O diretor da OMS para a Europa, Hans Kluge, disse na semana passada que se continuar nesse ritmo crescente, a região europeia pode perder mais meio milhão de vidas até fevereiro de 2022. Ainda segundo a organização, o número de casos na Europa e na Ásia Central aumentou 6% em uma semana. As mortes subiram 12% e as duas regiões combinadas respondem hoje por 59% dos casos confirmados no mundo, e quase metade das mortes. Kluge, aliás, avaliou que, entre as causas para a volta do aumento de casos está a decisão de muitos países de afrouxar restrições, como uso de máscaras e distanciamento social. Alguns já vinham, inclusive, ensaiando uma reabertura ao turismo, com a aceitação de visitantes imunizados. 

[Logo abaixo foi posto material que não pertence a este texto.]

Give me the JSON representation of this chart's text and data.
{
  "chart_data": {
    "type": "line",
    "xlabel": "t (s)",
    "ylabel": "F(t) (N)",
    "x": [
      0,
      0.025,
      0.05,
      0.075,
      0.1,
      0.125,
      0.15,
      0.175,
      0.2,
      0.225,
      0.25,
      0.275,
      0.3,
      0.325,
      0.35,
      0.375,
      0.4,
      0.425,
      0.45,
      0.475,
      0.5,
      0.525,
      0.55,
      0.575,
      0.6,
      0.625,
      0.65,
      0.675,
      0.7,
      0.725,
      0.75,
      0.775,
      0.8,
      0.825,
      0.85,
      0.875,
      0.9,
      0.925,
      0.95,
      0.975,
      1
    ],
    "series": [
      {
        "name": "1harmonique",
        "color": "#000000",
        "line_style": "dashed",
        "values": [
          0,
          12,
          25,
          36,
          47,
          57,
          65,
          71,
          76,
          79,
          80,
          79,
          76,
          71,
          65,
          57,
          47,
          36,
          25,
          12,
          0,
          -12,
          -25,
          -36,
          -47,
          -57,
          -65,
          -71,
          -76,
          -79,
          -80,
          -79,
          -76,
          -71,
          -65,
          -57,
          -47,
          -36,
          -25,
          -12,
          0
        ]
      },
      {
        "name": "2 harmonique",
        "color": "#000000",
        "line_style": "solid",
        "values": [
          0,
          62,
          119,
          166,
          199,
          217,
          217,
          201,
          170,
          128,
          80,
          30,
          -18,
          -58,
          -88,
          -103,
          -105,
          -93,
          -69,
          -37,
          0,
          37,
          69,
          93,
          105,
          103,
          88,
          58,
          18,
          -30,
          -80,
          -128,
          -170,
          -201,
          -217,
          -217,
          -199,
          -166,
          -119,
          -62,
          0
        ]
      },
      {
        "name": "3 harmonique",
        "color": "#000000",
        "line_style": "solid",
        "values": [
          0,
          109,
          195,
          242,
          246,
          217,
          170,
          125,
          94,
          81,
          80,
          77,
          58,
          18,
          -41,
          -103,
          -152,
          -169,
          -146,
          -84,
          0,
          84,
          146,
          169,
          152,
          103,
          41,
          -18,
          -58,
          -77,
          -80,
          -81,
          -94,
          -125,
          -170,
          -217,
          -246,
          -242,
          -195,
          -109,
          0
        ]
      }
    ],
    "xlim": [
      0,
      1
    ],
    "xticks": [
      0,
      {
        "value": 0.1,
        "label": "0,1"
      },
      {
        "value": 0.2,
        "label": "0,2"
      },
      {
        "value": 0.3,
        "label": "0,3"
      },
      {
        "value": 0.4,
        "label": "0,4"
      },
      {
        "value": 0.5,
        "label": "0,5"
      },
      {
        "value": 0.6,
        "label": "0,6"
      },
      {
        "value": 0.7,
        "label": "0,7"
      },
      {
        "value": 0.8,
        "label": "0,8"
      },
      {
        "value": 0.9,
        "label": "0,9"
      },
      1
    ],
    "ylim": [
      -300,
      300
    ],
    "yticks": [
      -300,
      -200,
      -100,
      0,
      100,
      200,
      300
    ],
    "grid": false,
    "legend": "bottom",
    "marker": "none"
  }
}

A China também está num momento crítico. O governo anunciou em algumas províncias programas de testagem em massa – mesmo à noite, numa estratégia de “Covid zero”. A população foi alertada para inclusive estocar alimentos e itens essenciais. 

Declarada em 11 de março de 2020, a pandemia de Covid-19 completa 20 meses na próxima quinta-feira. Nunca será demais lembrar: não há fim de pandemia em vista. Todos os países sofreram com a doença e em alguns o ritmo da vacinação está muito lento – mais de 55 estão abaixo de 10% da população vacinada.  Os danos de origem econômica vão reverberar por anos à frente, com os abalos causados em cadeias produtivas e as pressões inflacionárias. Os causados à educação são no mínimo tão graves, não só devido ao desarranjo de calendários escolares como à própria capacidade cognitiva de crianças e jovens. Mas a pandemia não vai acabar pelo simples desejo de que acabe – no Brasil, na Europa ou em qualquer lugar. Em meio a tantas dificuldades, é preciso manter as medidas de proteção amplamente enunciadas: distanciamento social, higienização frequente das mãos e uso de máscaras. Além, claro, de tomar a vacina.